Biter croaked, and Lusha, in an absent gesture, touched her finger to his beak. “I don’t know who he is,” she said, “but he isn’t the emperor’s cousin. I puzzled over it for days before River came to Azmiri, but it wasn’t until I met Mara that I knew I had to take matters into my own hands.”

“Mara?” I stared at him. “What does he have to do with this?”

“Once I realized that there was something strange about River, I began searching the stars for those who I knew were close to him,” she said. She paced before us—three steps one way, three steps the other. “Mara, for example. I studied the events of his life. After speaking with him, I discovered that he had no memory of things that are written about him in the stars.”

“Like what?”

“The time he drowned in Nageni Lake, for one. And another occasion, when he was taken prisoner by witches in the Nightwood.”

My head was spinning. “Why would he have lost his memories?”

“The only explanation I could come up with,” Lusha said, “is that someone took them.

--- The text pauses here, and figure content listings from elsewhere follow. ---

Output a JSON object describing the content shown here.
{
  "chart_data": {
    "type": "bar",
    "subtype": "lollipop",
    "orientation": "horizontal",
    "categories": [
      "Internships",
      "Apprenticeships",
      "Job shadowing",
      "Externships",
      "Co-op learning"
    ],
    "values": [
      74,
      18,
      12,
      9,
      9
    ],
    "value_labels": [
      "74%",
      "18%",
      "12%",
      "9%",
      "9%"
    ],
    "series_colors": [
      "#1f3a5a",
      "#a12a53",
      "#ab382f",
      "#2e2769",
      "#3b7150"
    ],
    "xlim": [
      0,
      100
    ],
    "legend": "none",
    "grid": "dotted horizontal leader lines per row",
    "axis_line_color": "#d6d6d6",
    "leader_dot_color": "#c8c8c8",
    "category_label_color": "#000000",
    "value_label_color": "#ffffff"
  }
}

Someone with an extraordinary magical gift.”

Everyone, suddenly, was staring at River. He gave a short laugh.

“I can assure you that Azar-at and I have better things to do than muddle around in Mara’s head.”

“Lusha.” My voice was low. “You’re wrong. You read the stars wrong.”

“No.”

“Of course you did.” My anger was rising. “Did that possibility never occur to you?”

“Yonden verified my findings,” she snapped. “I’m not wrong.”

“No,” I muttered. “You never are, are you?”

Lusha’s expression closed, but not before I saw a flash of pain. My words echoed with an old argument, sharp and bitter as bile. I had shouted something similar at her after our mother died. When I had been angry at everyone, but especially Lusha. For she should have known. She could read the future in the stars. How could she not have known? How could she not have prevented what had happened?

But the simple truth, as I had finally realized when my anger faded and was replaced by cold grief, was that Lusha could not see everything. The messages woven in the stars were imperfect, flawed.

And so was my sister.

I turned to Tem. “And you believe this?”

“Some of Mara’s memories have been stolen,” Tem said quietly. “At some point, he was enspelled. I used the finder’s incantation—there are traces of magic all over him, like cobwebs. I don’t know the spell that was used, but I’m trying to find out.”

I threw my hands up. “And you assume it was River?”

River touched my shoulder. “It’s all right.”

“No, it’s not,” I said, shaking him off. “How can you say that?”

“I don’t see the point in arguing with them.”

“Of course he doesn’t,” Lusha snapped. “He wants us to step aside and let him continue to the summit. That isn’t going to happen.”

River’s expression became flat and cold. “Isn’t it?”

“No.”

They stared at each other, and I was surprised that the snowdrifts surrounding us didn’t melt into vapor. Hastily, I stepped between them. I wasn’t certain whose safety I was more concerned for, but it didn’t matter. This was ridiculous.